Все призадумались крепко. Кабан скосил глаза на тезку и мстительно усмехнулся:
- А я знаю, кто туда быстро доскачет!
Все повернулись к Ваське-лосю.
- Не-не-не! Вы что? Я не гожусь. У меня только ноги длинные, а воровать я не умею. Это у нас вон, Лизавета спец. Ей и дорога в дальний лес.
-Слыш, Васек, ну, не ломайся, - хлопнул его по спине волк. - Лизавета сама не добежит, а вот ты ее туда быстро домчишь. С твоими-то ходулями это что пень обоссать.
- Не хочу я никаких пней об... мачивать! И что мы там с ней вдвоем сделаем? А если звери какие нападут?
Васька был молод, не лишен девственности и на совет попал совершенно случайно. Дед его захромал, вот и послал внучка вместо себя, для голоса, чтоб кворум обеспечить. Лось хоть и вымахал под два метра в холке, но нрава был кроткого и миролюбивого. Что сказать? Интеллигент в пятом поколении. Если б не его старший товарищ и тезка, кабан, со своим предложением про круиз, то сидел бы Васек тут тише воды и ниже травы.

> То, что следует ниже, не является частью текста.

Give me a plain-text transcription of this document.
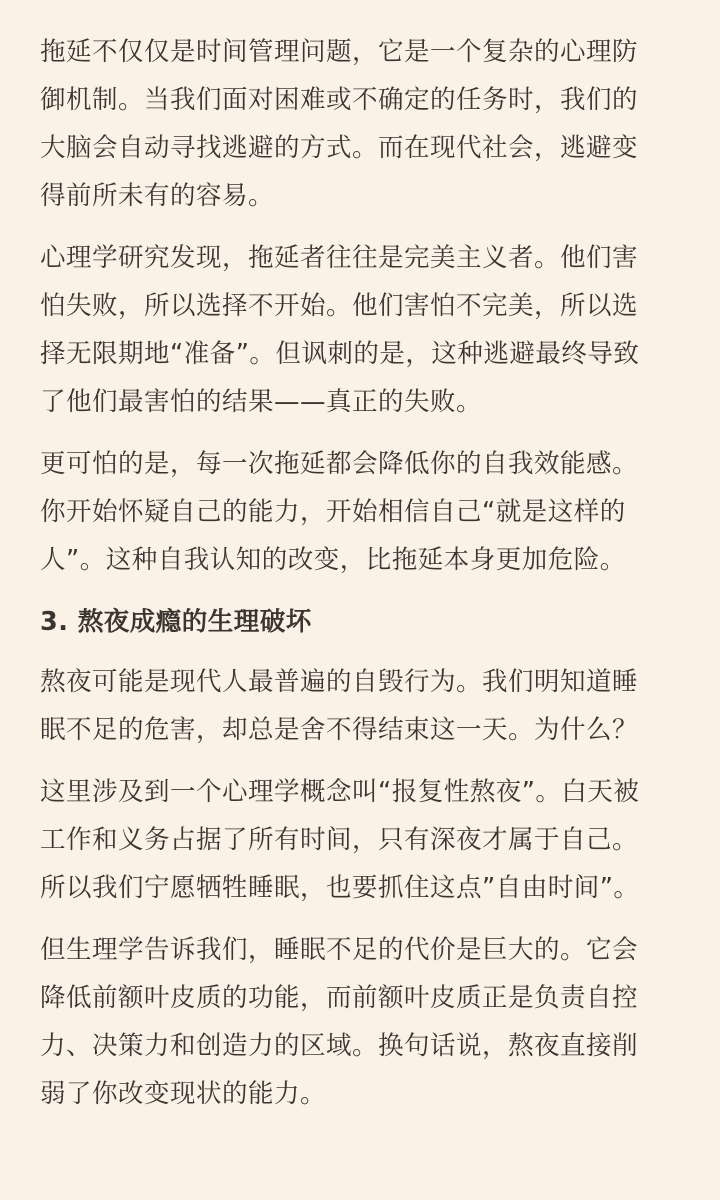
拖延不仅仅是时间管理问题，它是一个复杂的心理防
御机制。当我们面对困难或不确定的任务时，我们的
大脑会自动寻找逃避的方式。而在现代社会，逃避变
得前所未有的容易。

心理学研究发现，拖延者往往是完美主义者。他们害
怕失败，所以选择不开始。他们害怕不完美，所以选
择无限期地“准备”。但讽刺的是，这种逃避最终导致
了他们最害怕的结果——真正的失败。

更可怕的是，每一次拖延都会降低你的自我效能感。
你开始怀疑自己的能力，开始相信自己“就是这样的
人”。这种自我认知的改变，比拖延本身更加危险。

3. 熬夜成瘾的生理破坏

熬夜可能是现代人最普遍的自毁行为。我们明知道睡
眠不足的危害，却总是舍不得结束这一天。为什么？

这里涉及到一个心理学概念叫“报复性熬夜”。白天被
工作和义务占据了所有时间，只有深夜才属于自己。
所以我们宁愿牺牲睡眠，也要抓住这点”自由时间”。

但生理学告诉我们，睡眠不足的代价是巨大的。它会
降低前额叶皮质的功能，而前额叶皮质正是负责自控
力、决策力和创造力的区域。换句话说，熬夜直接削
弱了你改变现状的能力。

Волк оглядел честное собрание, зачем-то пригладил грязную шерсть на пузе и выступил вперед. - Я тоже с вами побегу. Буду вашим телохранителем.
Народ обрадованно загудел, затопал лапами:
- Молодец, Федька!.. Тудыть твою в качель, правильно решил!.. С тобой им полегче будет!.. Один фиг тебе домой сейчас никак нельзя. Стешка твоя еще неделю злая будет, как тысяча чертей!..
Собирались недолго. Лето было не за горами. Май уже заканчивался и еды вокруг было полным-полно, так что никаких припасов с собой брать не стали. Что нужно, по дороге добудут. До окраины леса их сопроводила только сорока Марта и тут же полетела обратно с докладом: как, в какую сторону и с какой скоростью побежали посланники.
Нелегко им пришлось. По полям да по степи пулей пролетели, а вот в горах высоких пристряли маленько. У Василия на каменистых осыпях все четыре ноги в разные стороны разъезжаются, хоть ты тресни! Федька с Лизаветой шнырь, и наверху, а он - шух, и на двойном шпагате. Намаялись, пока не выскочили к саванне жаркой, за которой виднелся тот самый дальний лес.
У какой-то речушки остановились на водопой. Вода мутная, у берега ряской затянутая и бревен зеленых по ней куча плавает. Склонил Васька к воде голову рогатую, а ближнее к нему бревно возьми, да и оживи! Как раззявило оно пасть зубатую, у Василя чуть инфаркт не случился. В жизни так не буксовал, как на том скользком берегу. Лизавета, не будь дурой, лапами в рога его вцепилась и воспарила над грешной землей, пытаясь поудобнее умоститься на Васькином горбу. Только Федька быстрее оказался. Его от бережка словно ураганом отнесло и на ближайшую акацию закинуло.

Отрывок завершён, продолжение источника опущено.